Let me state from the get-go that this is not a workout I would even consider giving to a client. I don't much like upright rows as an exercise because they mostly target the upper traps, which on most people tend to be overdeveloped. It's not that upright rows are inherently unsafe, but if you overstrengthen the upper traps you can end up creating a muscle imbalance that'll dangerously destabilize the shoulder girdle.

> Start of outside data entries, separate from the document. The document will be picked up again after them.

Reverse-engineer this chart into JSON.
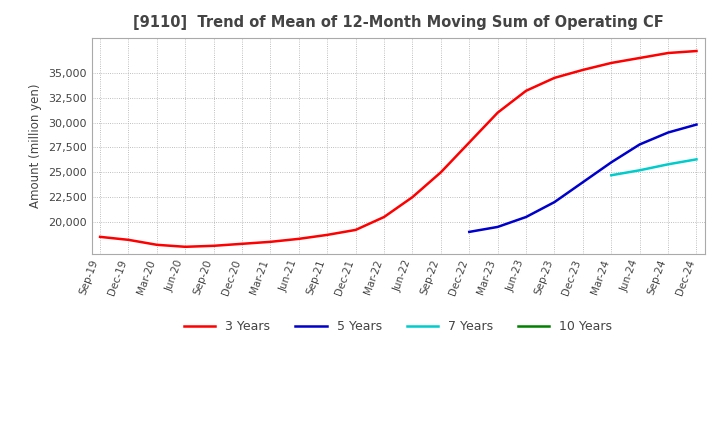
{
  "title": "[9110]  Trend of Mean of 12-Month Moving Sum of Operating CF",
  "ylabel": "Amount (million yen)",
  "background_color": "#ffffff",
  "grid_color": "#aaaaaa",
  "title_color": "#444444",
  "x_labels": [
    "Sep-19",
    "Dec-19",
    "Mar-20",
    "Jun-20",
    "Sep-20",
    "Dec-20",
    "Mar-21",
    "Jun-21",
    "Sep-21",
    "Dec-21",
    "Mar-22",
    "Jun-22",
    "Sep-22",
    "Dec-22",
    "Mar-23",
    "Jun-23",
    "Sep-23",
    "Dec-23",
    "Mar-24",
    "Jun-24",
    "Sep-24",
    "Dec-24"
  ],
  "ylim": [
    16800,
    38500
  ],
  "yticks": [
    20000,
    22500,
    25000,
    27500,
    30000,
    32500,
    35000
  ],
  "line_3y": [
    18500,
    18200,
    17700,
    17500,
    17600,
    17800,
    18000,
    18300,
    18700,
    19200,
    20500,
    22500,
    25000,
    28000,
    31000,
    33200,
    34500,
    35300,
    36000,
    36500,
    37000,
    37200
  ],
  "line_5y": [
    null,
    null,
    null,
    null,
    null,
    null,
    null,
    null,
    null,
    null,
    null,
    null,
    null,
    19000,
    19500,
    20500,
    22000,
    24000,
    26000,
    27800,
    29000,
    29800
  ],
  "line_7y": [
    null,
    null,
    null,
    null,
    null,
    null,
    null,
    null,
    null,
    null,
    null,
    null,
    null,
    null,
    null,
    null,
    null,
    null,
    24700,
    25200,
    25800,
    26300
  ],
  "line_10y": [
    null,
    null,
    null,
    null,
    null,
    null,
    null,
    null,
    null,
    null,
    null,
    null,
    null,
    null,
    null,
    null,
    null,
    null,
    null,
    null,
    null,
    null
  ],
  "color_3y": "#ff0000",
  "color_5y": "#0000cc",
  "color_7y": "#00cccc",
  "color_10y": "#008000",
  "legend_labels": [
    "3 Years",
    "5 Years",
    "7 Years",
    "10 Years"
  ]
}
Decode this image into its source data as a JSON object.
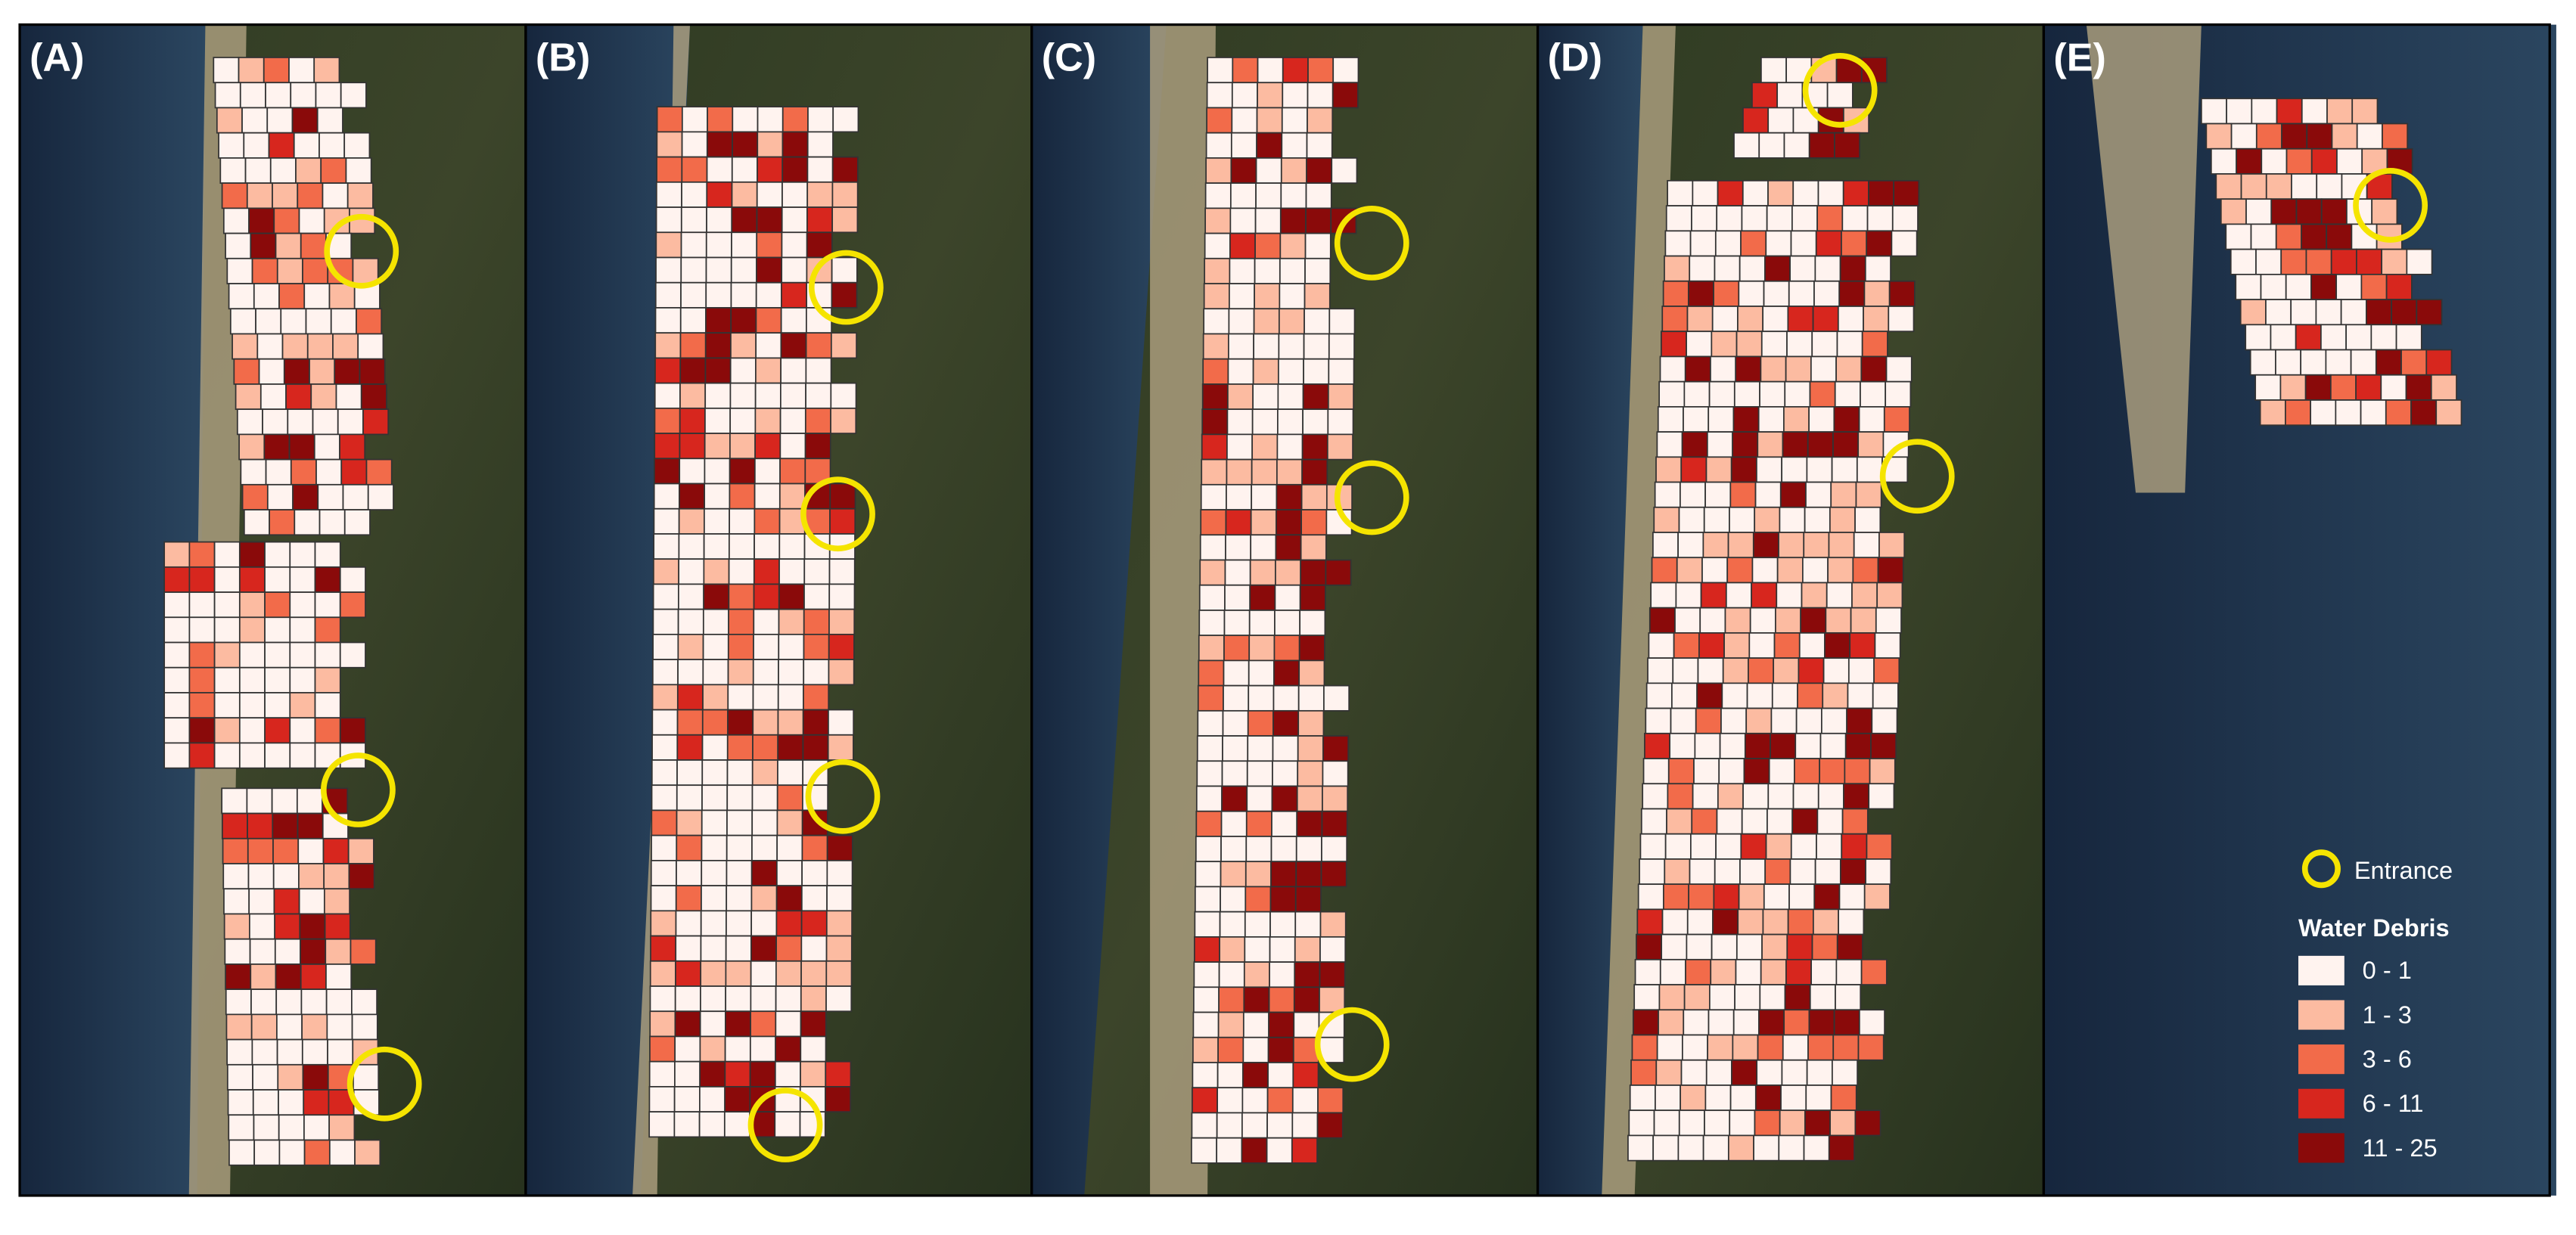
{
  "panels": [
    {
      "label": "(A)"
    },
    {
      "label": "(B)"
    },
    {
      "label": "(C)"
    },
    {
      "label": "(D)"
    },
    {
      "label": "(E)"
    }
  ],
  "legend": {
    "entrance": "Entrance",
    "title": "Water Debris",
    "classes": [
      {
        "label": "0 - 1",
        "color": "#fff3ef"
      },
      {
        "label": "1 - 3",
        "color": "#fcbba1"
      },
      {
        "label": "3 - 6",
        "color": "#f26b4a"
      },
      {
        "label": "6 - 11",
        "color": "#d7261e"
      },
      {
        "label": "11 - 25",
        "color": "#8a0a0a"
      }
    ]
  }
}
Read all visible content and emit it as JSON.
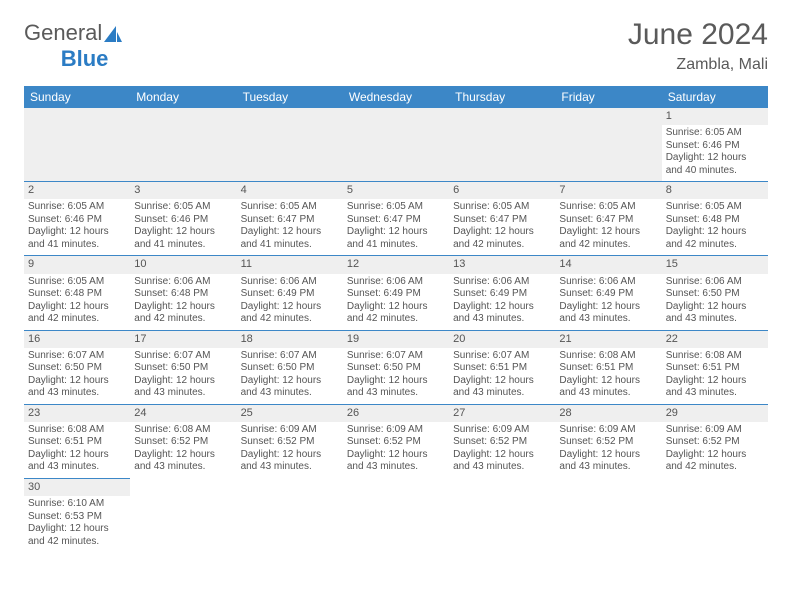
{
  "brand": {
    "general": "General",
    "blue": "Blue"
  },
  "title": "June 2024",
  "location": "Zambla, Mali",
  "headers": [
    "Sunday",
    "Monday",
    "Tuesday",
    "Wednesday",
    "Thursday",
    "Friday",
    "Saturday"
  ],
  "colors": {
    "headerBg": "#3c87c7",
    "headerText": "#ffffff",
    "dayNumBg": "#efefef",
    "borderTop": "#3c87c7",
    "textColor": "#555555"
  },
  "startOffset": 6,
  "days": [
    {
      "n": 1,
      "sr": "6:05 AM",
      "ss": "6:46 PM",
      "dl": "12 hours and 40 minutes."
    },
    {
      "n": 2,
      "sr": "6:05 AM",
      "ss": "6:46 PM",
      "dl": "12 hours and 41 minutes."
    },
    {
      "n": 3,
      "sr": "6:05 AM",
      "ss": "6:46 PM",
      "dl": "12 hours and 41 minutes."
    },
    {
      "n": 4,
      "sr": "6:05 AM",
      "ss": "6:47 PM",
      "dl": "12 hours and 41 minutes."
    },
    {
      "n": 5,
      "sr": "6:05 AM",
      "ss": "6:47 PM",
      "dl": "12 hours and 41 minutes."
    },
    {
      "n": 6,
      "sr": "6:05 AM",
      "ss": "6:47 PM",
      "dl": "12 hours and 42 minutes."
    },
    {
      "n": 7,
      "sr": "6:05 AM",
      "ss": "6:47 PM",
      "dl": "12 hours and 42 minutes."
    },
    {
      "n": 8,
      "sr": "6:05 AM",
      "ss": "6:48 PM",
      "dl": "12 hours and 42 minutes."
    },
    {
      "n": 9,
      "sr": "6:05 AM",
      "ss": "6:48 PM",
      "dl": "12 hours and 42 minutes."
    },
    {
      "n": 10,
      "sr": "6:06 AM",
      "ss": "6:48 PM",
      "dl": "12 hours and 42 minutes."
    },
    {
      "n": 11,
      "sr": "6:06 AM",
      "ss": "6:49 PM",
      "dl": "12 hours and 42 minutes."
    },
    {
      "n": 12,
      "sr": "6:06 AM",
      "ss": "6:49 PM",
      "dl": "12 hours and 42 minutes."
    },
    {
      "n": 13,
      "sr": "6:06 AM",
      "ss": "6:49 PM",
      "dl": "12 hours and 43 minutes."
    },
    {
      "n": 14,
      "sr": "6:06 AM",
      "ss": "6:49 PM",
      "dl": "12 hours and 43 minutes."
    },
    {
      "n": 15,
      "sr": "6:06 AM",
      "ss": "6:50 PM",
      "dl": "12 hours and 43 minutes."
    },
    {
      "n": 16,
      "sr": "6:07 AM",
      "ss": "6:50 PM",
      "dl": "12 hours and 43 minutes."
    },
    {
      "n": 17,
      "sr": "6:07 AM",
      "ss": "6:50 PM",
      "dl": "12 hours and 43 minutes."
    },
    {
      "n": 18,
      "sr": "6:07 AM",
      "ss": "6:50 PM",
      "dl": "12 hours and 43 minutes."
    },
    {
      "n": 19,
      "sr": "6:07 AM",
      "ss": "6:50 PM",
      "dl": "12 hours and 43 minutes."
    },
    {
      "n": 20,
      "sr": "6:07 AM",
      "ss": "6:51 PM",
      "dl": "12 hours and 43 minutes."
    },
    {
      "n": 21,
      "sr": "6:08 AM",
      "ss": "6:51 PM",
      "dl": "12 hours and 43 minutes."
    },
    {
      "n": 22,
      "sr": "6:08 AM",
      "ss": "6:51 PM",
      "dl": "12 hours and 43 minutes."
    },
    {
      "n": 23,
      "sr": "6:08 AM",
      "ss": "6:51 PM",
      "dl": "12 hours and 43 minutes."
    },
    {
      "n": 24,
      "sr": "6:08 AM",
      "ss": "6:52 PM",
      "dl": "12 hours and 43 minutes."
    },
    {
      "n": 25,
      "sr": "6:09 AM",
      "ss": "6:52 PM",
      "dl": "12 hours and 43 minutes."
    },
    {
      "n": 26,
      "sr": "6:09 AM",
      "ss": "6:52 PM",
      "dl": "12 hours and 43 minutes."
    },
    {
      "n": 27,
      "sr": "6:09 AM",
      "ss": "6:52 PM",
      "dl": "12 hours and 43 minutes."
    },
    {
      "n": 28,
      "sr": "6:09 AM",
      "ss": "6:52 PM",
      "dl": "12 hours and 43 minutes."
    },
    {
      "n": 29,
      "sr": "6:09 AM",
      "ss": "6:52 PM",
      "dl": "12 hours and 42 minutes."
    },
    {
      "n": 30,
      "sr": "6:10 AM",
      "ss": "6:53 PM",
      "dl": "12 hours and 42 minutes."
    }
  ],
  "labels": {
    "sunrise": "Sunrise:",
    "sunset": "Sunset:",
    "daylight": "Daylight:"
  }
}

I don't care for good mornings either because I think they are a difficult exercise to execute correctly. Nine times out of 10, if you ask someone to do a good morning, instead of hinging at the hip and sticking his/her butt back, he or she will fold over at the waist. Not a great thing to be doing even with no weight resting on the shoulders, and downright unsafe with a barbell sitting there! If I'm even considering giving this exercise to a client I'll have him or her practice with something called a waiter's bow, which is basically an unloaded good morning with one hand behind the back, clutching a fold of skin. If the client loses her grip on the skin fold it means she is rounding her back, maybe due to tight hamstrings. Anyway, if she can't get down to where her torso is parallel to the floor without rounding, it means we've got stuff to work on before I'm going to want her doing any sort of good morning or deadlift with added resistance.

Last but not least, behind-the-neck presses are one of those exercises that I consider to be unnecessarily unsafe for just about everyone. Think about all the people you see in the gym who don't have sufficient flexibility in the pecs and anterior delts to be able to get the bar into position for an overhead squat. there's no way on earth those people are going to be able to execute a behind the neck press without hurting themselves.

Anyhoo, if you want to give this workout a shot but you're a little worried about the good mornings and the behind the neck push presses, a safer alternative for the former would be a stiff-legged deadlift and a safer alternative for the latter would be a front squat to push press.

Okay, enough with the preliminaries. Here's how it went down:

Rounds 1-4, I managed with a 40 lb barbell. In round 5 I hit muscle failure on rep 6 of the militaries and had to set the bar down and lower my weight by 5 lbs. I finished the round with 35 lbs, then did round 6 at that same weight. It took me about a half an hour, which I guess makes sense given that my usual tempo when I'm lifting is about 4 seconds per rep.

Not surprisingly I had tremendous lactic acid buildup in my shoulders and upper arms, and I pretty much knew from the outset I wasn't going to make it all 6 rounds at my original weight unless I modified the workout by extending the rest period or changing the exercise selection. I'm actually pleased I made it to round 5 without having to go down in poundage.

I'm also pleased I'm not feeling any ill effects from the deadlifts yesterday. No tenderness in the low back whatsoever.

Time to stop being pleased with myself and eat something!